Abgewickelt wird das über einen Online-Shop des britischen Unternehmens Zonzoo , das auch hierzulande bereits seit Jahren aktiv ist. Zonzoo gilt derzeit als größter E-Schrott-Ankäufer für Endverbraucher, Konkurrenten wie WirKaufens versuchen, dagegenzuhalten. Auch hier findet sich wieder das vermeintlich amerikanische Geschäftsmodell aus Powerseller-Zweitverwertung per Ebay, Gebrauchtgeräte-Abverkauf auf anderen Schienen und Export in Länder wie Indien oder China - dort landen auch die Vodafone-Zonzoo-Rücknahmen.

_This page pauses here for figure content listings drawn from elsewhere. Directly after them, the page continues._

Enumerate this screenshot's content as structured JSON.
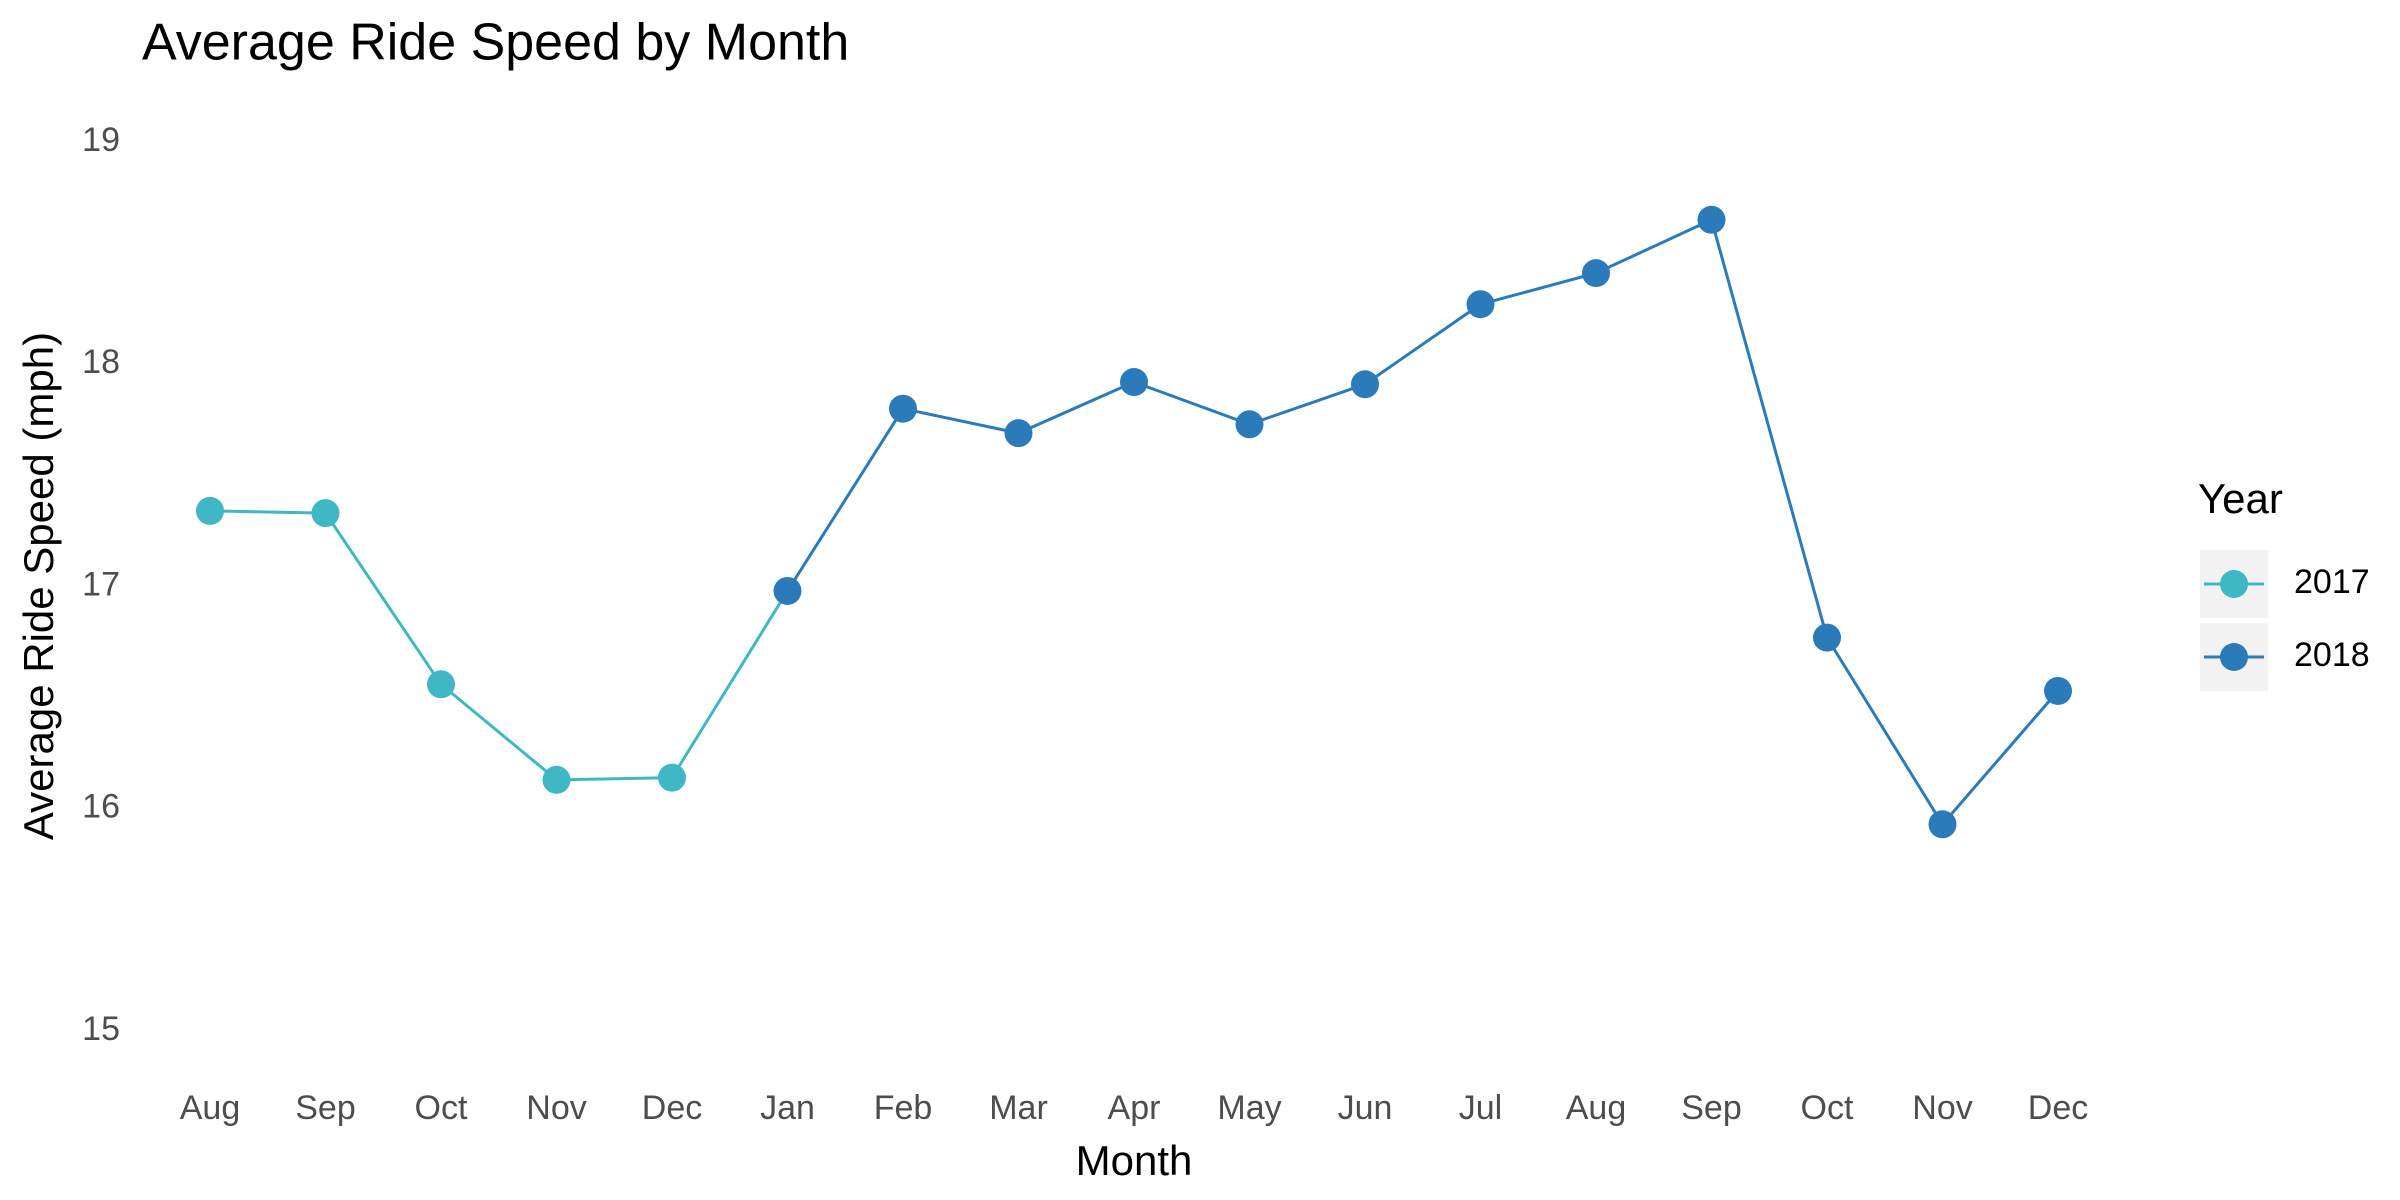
{
  "chart_data": {
    "type": "line",
    "title": "Average Ride Speed by Month",
    "x_label": "Month",
    "y_label": "Average Ride Speed (mph)",
    "legend_title": "Year",
    "legend_position": "right",
    "grid": false,
    "categories": [
      "Aug",
      "Sep",
      "Oct",
      "Nov",
      "Dec",
      "Jan",
      "Feb",
      "Mar",
      "Apr",
      "May",
      "Jun",
      "Jul",
      "Aug",
      "Sep",
      "Oct",
      "Nov",
      "Dec"
    ],
    "series": [
      {
        "name": "2017",
        "color": "#3fb7c4",
        "values": [
          17.34,
          17.33,
          16.56,
          16.13,
          16.14,
          null,
          null,
          null,
          null,
          null,
          null,
          null,
          null,
          null,
          null,
          null,
          null
        ]
      },
      {
        "name": "2018",
        "color": "#2b7bba",
        "values": [
          null,
          null,
          null,
          null,
          null,
          16.98,
          17.8,
          17.69,
          17.92,
          17.73,
          17.91,
          18.27,
          18.41,
          18.65,
          16.77,
          15.93,
          16.53
        ]
      }
    ],
    "ylim": [
      15,
      19
    ],
    "yticks": [
      15,
      16,
      17,
      18,
      19
    ]
  }
}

Alle Ankäufer teilen bisher aber ein Problem: Ihre Dienste haben sich nicht herumgesprochen, kaum einer weiß um die Möglichkeit des Altgerätverkaufs. Zonzoo will deshalb in den nächsten Monaten kräftig aufdrehen, plant die Einrichtung von Rücknahmestellen in Ladengeschäften - gedacht ist an mehr als 40.000 davon verteilt über ganz Europa.
Für den Verbraucher ist das eine feine Sache. Er hat auch hierzulande die Wahl, entweder kostenfrei und guten Gewissens seinen Schrott zu entsorgen und dabei noch gemeinnützig zu spenden, oder höchstbietend an einen Wiederverwerter zu verkaufen. Auch Zonzoo führt fünf Prozent seines Ankaufumsatzes als Spenden ab.
Ob diese Form des Recyclings diesen Namen am Ende allerdings verdient, darf man bezweifeln: Am Ende ihrer Lebensdauer landen viele solcher Geräte auf den Halden der Schwellenländer, wo sie wenig umweltschonend recycelt werden - Wertstoffe werden herausgebrochen, -gebrannt oder -geätzt, der Rest verrottet - oder eben nicht (siehe Video und Bildergalerien oben links). So bleibt die profitabelste und umweltschonendste Form der Handynutzung die über einen langen Zeitraum: Rationale Gründe, das Handy alle zwei Jahre zu wechseln, bevor es kaputt ist, gibt es nicht wirklich viele.